In situ formation of a multicomponent inorganic-rich SEI layer provides a fast charging and high specific energy Li-metal battery

Abstract

The performance of the rechargeable Li metal battery anode is limited by the poor ionic conductivity and poor mechanical properties of its solid-electrolyte interphase (SEI) layer. To overcome this, a 3 : 1 v/v ethyl methyl carbonate (EMC) : fluoroethylene carbonate (FEC) containing 0.8 M lithium bis(trifluoromethanesulfonyl)imide (LiTFSI) and 0.2 M lithium difluoro(oxalate)borate (LiDFOB) dual-salts with 0.05 M lithium hexafluorophosphate (LiPF₆) was tested to promote the formation of a multitude of SEI-beneficial species.

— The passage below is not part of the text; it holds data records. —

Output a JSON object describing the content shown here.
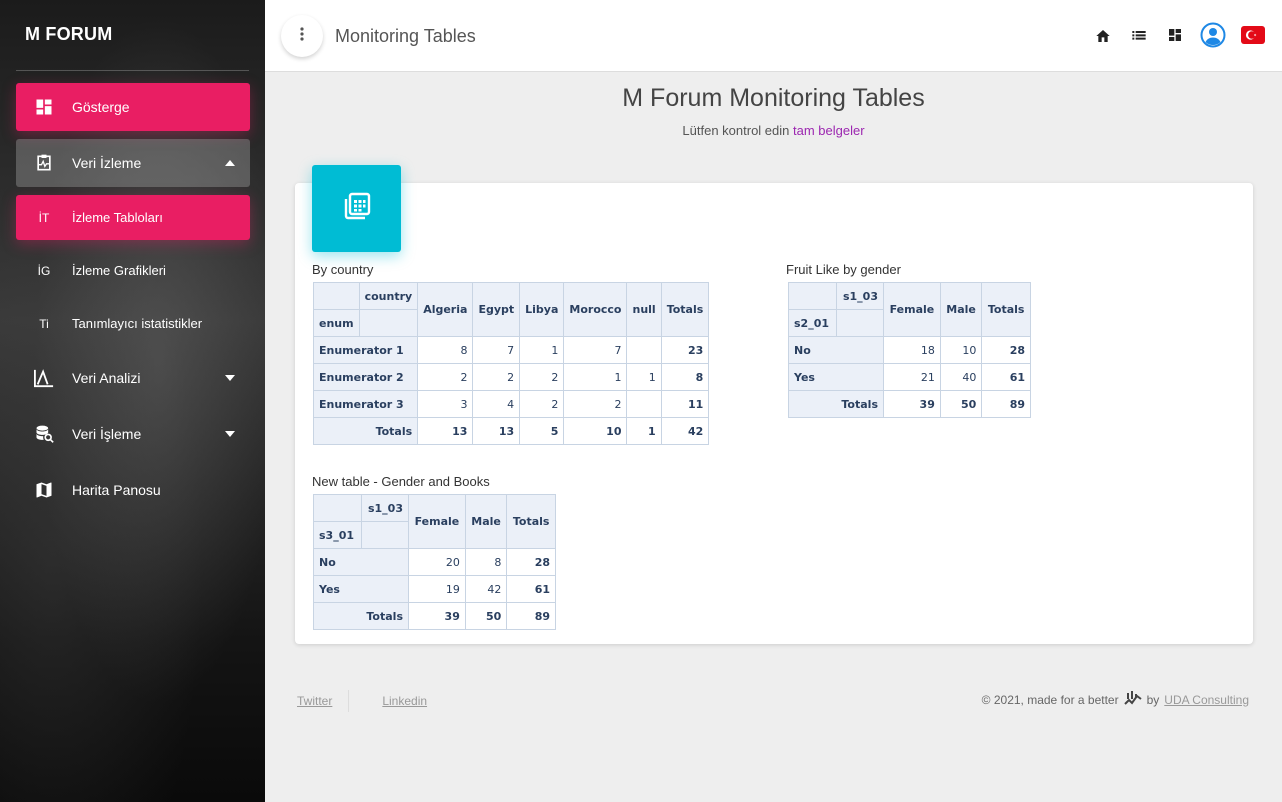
{
  "sidebar": {
    "brand": "M FORUM",
    "items": [
      {
        "label": "Gösterge",
        "icon": "dashboard-icon"
      },
      {
        "label": "Veri İzleme",
        "icon": "monitor-heart-icon"
      },
      {
        "abbr": "İT",
        "label": "İzleme Tabloları"
      },
      {
        "abbr": "İG",
        "label": "İzleme Grafikleri"
      },
      {
        "abbr": "Ti",
        "label": "Tanımlayıcı istatistikler"
      },
      {
        "label": "Veri Analizi",
        "icon": "analytics-icon"
      },
      {
        "label": "Veri İşleme",
        "icon": "database-search-icon"
      },
      {
        "label": "Harita Panosu",
        "icon": "map-icon"
      }
    ]
  },
  "topbar": {
    "title": "Monitoring Tables",
    "icons": [
      "home-icon",
      "list-icon",
      "dashboard-icon",
      "account-icon",
      "turkey-flag-icon"
    ]
  },
  "header": {
    "title": "M Forum Monitoring Tables",
    "subtitle_prefix": "Lütfen kontrol edin",
    "subtitle_link": "tam belgeler"
  },
  "tables": {
    "t1": {
      "title": "By country",
      "col_var": "country",
      "row_var": "enum",
      "columns": [
        "Algeria",
        "Egypt",
        "Libya",
        "Morocco",
        "null",
        "Totals"
      ],
      "rows": [
        {
          "label": "Enumerator 1",
          "values": [
            "8",
            "7",
            "1",
            "7",
            "",
            "23"
          ]
        },
        {
          "label": "Enumerator 2",
          "values": [
            "2",
            "2",
            "2",
            "1",
            "1",
            "8"
          ]
        },
        {
          "label": "Enumerator 3",
          "values": [
            "3",
            "4",
            "2",
            "2",
            "",
            "11"
          ]
        }
      ],
      "totals_label": "Totals",
      "totals": [
        "13",
        "13",
        "5",
        "10",
        "1",
        "42"
      ]
    },
    "t2": {
      "title": "Fruit Like by gender",
      "col_var": "s1_03",
      "row_var": "s2_01",
      "columns": [
        "Female",
        "Male",
        "Totals"
      ],
      "rows": [
        {
          "label": "No",
          "values": [
            "18",
            "10",
            "28"
          ]
        },
        {
          "label": "Yes",
          "values": [
            "21",
            "40",
            "61"
          ]
        }
      ],
      "totals_label": "Totals",
      "totals": [
        "39",
        "50",
        "89"
      ]
    },
    "t3": {
      "title": "New table - Gender and Books",
      "col_var": "s1_03",
      "row_var": "s3_01",
      "columns": [
        "Female",
        "Male",
        "Totals"
      ],
      "rows": [
        {
          "label": "No",
          "values": [
            "20",
            "8",
            "28"
          ]
        },
        {
          "label": "Yes",
          "values": [
            "19",
            "42",
            "61"
          ]
        }
      ],
      "totals_label": "Totals",
      "totals": [
        "39",
        "50",
        "89"
      ]
    }
  },
  "footer": {
    "links": [
      "Twitter",
      "Linkedin"
    ],
    "copyright": "© 2021, made for a better",
    "by": "by",
    "company": "UDA Consulting"
  },
  "colors": {
    "accent": "#e91e63",
    "card_icon": "#00bcd4",
    "link": "#9c27b0"
  }
}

The resulting SEI layer was rich in LiF, Li₂CO₃, oligomeric and glass borates, Li₃N, and Li₂S, which enhanced its role as a protective yet Li⁺ conductive film, stabilizing the lithium metal anode and minimizing dead lithium build-up. With a stable SEI, a Li/Li[Ni_0.59Co_0.2Mn_0.2Al_0.01]O₂ Li-metal battery (LMB) retains 75% of its 177 mA h g⁻¹ specific discharge capacity for 500 hours at a coulombic efficiency of greater than 99.3% at the fast charge–discharge rate of 1.8 mA cm⁻².